A geological interpretation of observed electrical structures in the regolith: Lawlers, Western Australia

Abstract

SALTMAP airborne electromagnetic (AEM) data for the Lawlers District, W.A., show that areas of complex regolith cover are characterised by marked variations in electrical conductivity. Their interpretation against ground electromagnetic, petrophysical and drill hole data indicates that conductive zones lie within the regolith, usually between a thin, relatively resistive, surface layer and a resistive basement. The conductive layer is commonly associated with the saprolite and to a lesser extent with alluvium in palaeovalleys and drainage sumps. Interpretation of the AEM with aeromagnetic and field data indicates that there is a strong lithodependence in the observed conductivity structure. Structure is also important. One-dimensional layered earth inversions and conductivity depth sections showed that the conductivity and thickness of regolith materials (predominantly saprolite) varied with lithology. For example, the felsic volcanics located in the NE margin of the survey area are characterised by a thick, poorly conductive saprolite. This contrasts with a thinner, more conductive saprolite developed over adjacent mafic lithologies.
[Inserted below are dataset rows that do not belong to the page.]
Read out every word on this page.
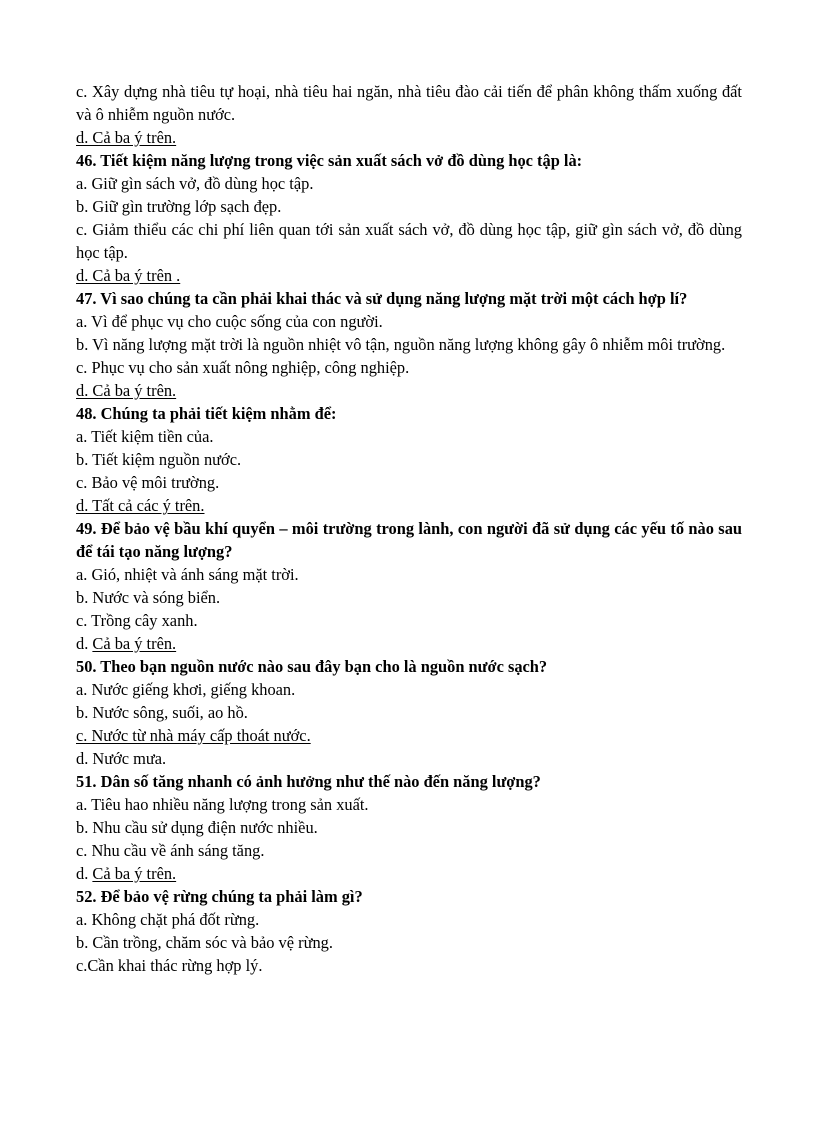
c. Xây dựng nhà tiêu tự hoại, nhà tiêu hai ngăn, nhà tiêu đào cải tiến để phân không thấm xuống đất và ô nhiễm nguồn nước.
d. Cả ba ý trên.
46. Tiết kiệm năng lượng trong việc sản xuất sách vở đồ dùng học tập là:
a. Giữ gìn sách vở, đồ dùng học tập.
b. Giữ gìn trường lớp sạch đẹp.
c. Giảm thiểu các chi phí liên quan tới sản xuất sách vở, đồ dùng học tập, giữ gìn sách vở, đồ dùng học tập.
d. Cả ba ý trên .
47. Vì sao chúng ta cần phải khai thác và sử dụng năng lượng mặt trời một cách hợp lí?
a. Vì để phục vụ cho cuộc sống của con người.
b. Vì năng lượng mặt trời là nguồn nhiệt vô tận, nguồn năng lượng không gây ô nhiễm môi trường.
c. Phục vụ cho sản xuất nông nghiệp, công nghiệp.
d. Cả ba ý trên.
48. Chúng ta phải tiết kiệm nhằm để:
a. Tiết kiệm tiền của.
b. Tiết kiệm nguồn nước.
c. Bảo vệ môi trường.
d. Tất cả các ý trên.
49. Để bảo vệ bầu khí quyển – môi trường trong lành, con người đã sử dụng các yếu tố nào sau để tái tạo năng lượng?
a. Gió, nhiệt và ánh sáng mặt trời.
b. Nước và sóng biển.
c. Trồng cây xanh.
d. Cả ba ý trên.
50. Theo bạn nguồn nước nào sau đây bạn cho là nguồn nước sạch?
a. Nước giếng khơi, giếng khoan.
b. Nước sông, suối, ao hồ.
c. Nước từ nhà máy cấp thoát nước.
d. Nước mưa.
51. Dân số tăng nhanh có ảnh hưởng như thế nào đến năng lượng?
a. Tiêu hao nhiều năng lượng trong sản xuất.
b. Nhu cầu sử dụng điện nước nhiều.
c. Nhu cầu về ánh sáng tăng.
d. Cả ba ý trên.
52. Để bảo vệ rừng chúng ta phải làm gì?
a. Không chặt phá đốt rừng.
b. Cần trồng, chăm sóc và bảo vệ rừng.
c.Cần khai thác rừng hợp lý.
Somewhat surprising were the electrical characteristics of the ultramafic units, which appeared to be similar to those of the felsic volcanic units, suggesting thick, relatively resistive, materials. This behaviour is at odds with that reported in other studies concerning the electrical properties of weathered ultramafics in other environments. The Lawlers study suggests that differences in the electrical properties of in-situ regolith materials can be attributed to the complex interplay between the manner in which particular lithologies weather, the character of the resulting regolith in terms of porosity and permeability, and to variations in the soluble salt content and quantity of the saturant waters. The "EM response map" of the Lawlers area is further complicated by transported cover which appears to impose a cross cutting conductivity structure over that of the underlying saprolites.